Types Count (#) Bases (bp) Depth (X) Raw 11969839 96270451854 96.27 Filtered 2218410 1119819538 1.12 Clean 9751429 95150632316 95.15

*Suggested seed_cutoff (genome size: 1000.00Mb, expected seed depth: 45, real seed depth: 45.00): 21711 bp [20841 INFO] 2024-06-11 14:17:52 skip step: db_split [20841 INFO] 2024-06-11 14:17:52 Total jobs: 18 [20841 INFO] 2024-06-11 14:17:52 Submitted jobID:[20842] jobCmd:[/out_nextden_v2/01_rundir/01.raw_align/03.raw_align.sh.work/raw_align01/nextDenovoDupAll.sh] in the local_cycle. [20841 INFO] 2024-06-11 14:17:53 Submitted jobID:[20848] jobCmd:[/out_nextden_v2/01_rundir/01.raw_align/03.raw_align.sh.work/raw_align02/nextDenovoDupAll.sh] in the local_cycle. [20841 INFO] 2024-06-11 14:17:53 Submitted jobID:[20857] jobCmd:[/out_nextden_v2/01_rundir/01.raw_align/03.raw_align.sh.work/raw_align03/nextDenovoDupAll.sh] in the local_cycle. [20841 INFO] 2024-06-11 14:17:54 Submitted jobID:[20866] jobCmd:[/out_nextden_v2/01_rundir/01.raw_align/03.raw_align.sh.work/raw_align04/nextDenovoDupAll.sh] in the local_cycle. [20841 INFO] 2024-06-11 14:17:54 Submitted jobID:[20875] jobCmd:[/out_nextden_v2/01_rundir/01.raw_align/03.raw_align.sh.work/raw_align05/nextDenovoDupAll.sh] in the local_cycle. [20841 INFO] 2024-06-11 14:17:55 Submitted jobID:[20884] jobCmd:[/out_nextden_v2/01_rundir/01.raw_align/03.raw_align.sh.work/raw_align06/nextDenovoDupAll.sh] in the local_cycle. [20841 INFO] 2024-06-13 07:28:22 Submitted jobID:[825257] jobCmd:[/out_nextden_v2/01_rundir/01.raw_align/03.raw_align.sh.work/raw_align07/nextDenovoDupAll.sh] in the local_cycle.

Config file [General] job_type = local # local, slurm, sge, pbs, lsf job_prefix = nextDenovoDupAll task = all # all, correct, assemble rewrite = yes # yes/no deltmp = yes parallel_jobs = 6 # number of tasks used to run in parallel input_type = raw # raw, corrected read_type = ont # clr, ont, hifi input_fofn = input.fofn workdir = 01_rundir

[correct_option] read_cutoff = 1k genome_size = 1g # estimated genome size sort_options = -m 60g -t 20 minimap2_options_raw = -x ava-ont -t 8 --minlen 1000 pa_correction = 3 # number of corrected tasks used to run in parallel, each corrected task requires ~TOTAL_INPUT_BASES/4 bytes of memory usage. correction_options = -p 20

[assemble_option] minimap2_options_cns = -t 8 nextgraph_options = -a 1

moold commented 2 weeks ago

No other solution except to increase the working directory storage.

oskesr commented 2 weeks ago

Thanks for the clarification, could you suggest what size could be needed?

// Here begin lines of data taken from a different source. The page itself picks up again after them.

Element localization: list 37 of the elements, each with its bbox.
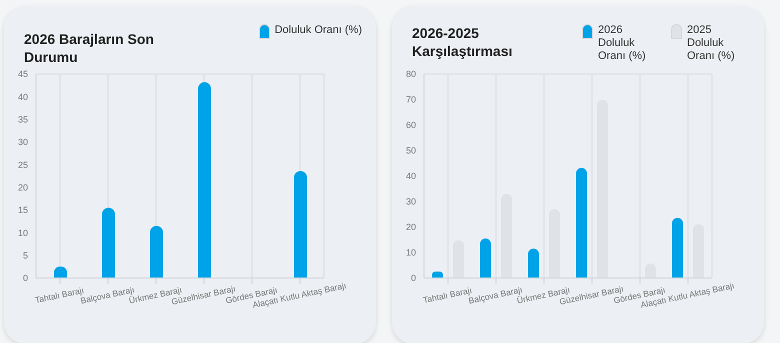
y-tick-label: 30 xyxy=(406,196,416,207)
bar xyxy=(693,224,704,278)
y-tick-label: 20 xyxy=(18,182,28,193)
y-tick-label: 10 xyxy=(406,248,416,258)
bar xyxy=(549,209,560,278)
y-tick-label: 0 xyxy=(410,273,416,284)
bar xyxy=(501,194,512,278)
legend-label: 2025 Doluluk Oranı (%) xyxy=(687,24,736,63)
bar xyxy=(198,82,211,278)
y-tick-label: 20 xyxy=(406,222,416,232)
chart-title: 2026-2025 Karşılaştırması xyxy=(412,24,514,60)
legend-label: Doluluk Oranı (%) xyxy=(274,24,362,37)
bar xyxy=(102,208,115,278)
bar xyxy=(576,168,587,278)
chart-title: 2026 Barajların Son Durumu xyxy=(24,30,155,66)
legend-label: 2026 Doluluk Oranı (%) xyxy=(598,24,647,63)
y-tick-label: 30 xyxy=(18,137,28,148)
y-tick-label: 35 xyxy=(18,114,28,125)
y-tick-label: 25 xyxy=(18,160,28,170)
bar xyxy=(528,248,539,278)
y-tick-label: 80 xyxy=(406,69,416,80)
y-tick-label: 40 xyxy=(406,171,416,182)
y-tick-label: 45 xyxy=(18,69,28,80)
y-tick-label: 40 xyxy=(18,92,28,102)
bar xyxy=(597,100,608,278)
y-tick-label: 60 xyxy=(406,120,416,130)
bar xyxy=(150,226,163,278)
bar xyxy=(294,171,307,278)
y-tick-label: 15 xyxy=(18,205,28,216)
y-tick-label: 0 xyxy=(22,273,28,284)
y-tick-label: 10 xyxy=(18,228,28,238)
bar xyxy=(480,238,491,278)
y-tick-label: 50 xyxy=(406,146,416,156)
y-tick-label: 5 xyxy=(22,250,28,261)
bar xyxy=(453,240,464,278)
y-tick-label: 70 xyxy=(406,94,416,105)
bar xyxy=(672,218,683,278)
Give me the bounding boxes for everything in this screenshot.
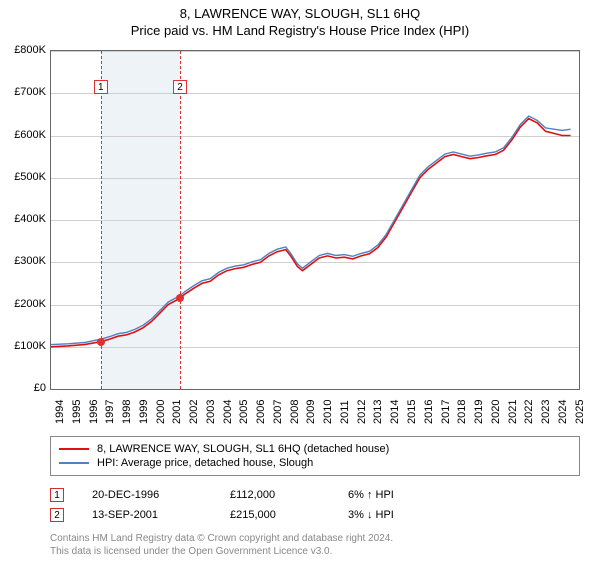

If there was an estimate such as for x bases you need 2x storage ?

Additionally, would you reccommend any changes in the parameters for utilizing the threads more effectively ?

moold commented 2 weeks ago
  1. Normally, 1T of storage is sufficient to assemble a 1G genome, but the actual size depends on the genome's repetitive sequence content and the input bases. SO it is hard to say.
  2. See here to optimize parallel computing parameters.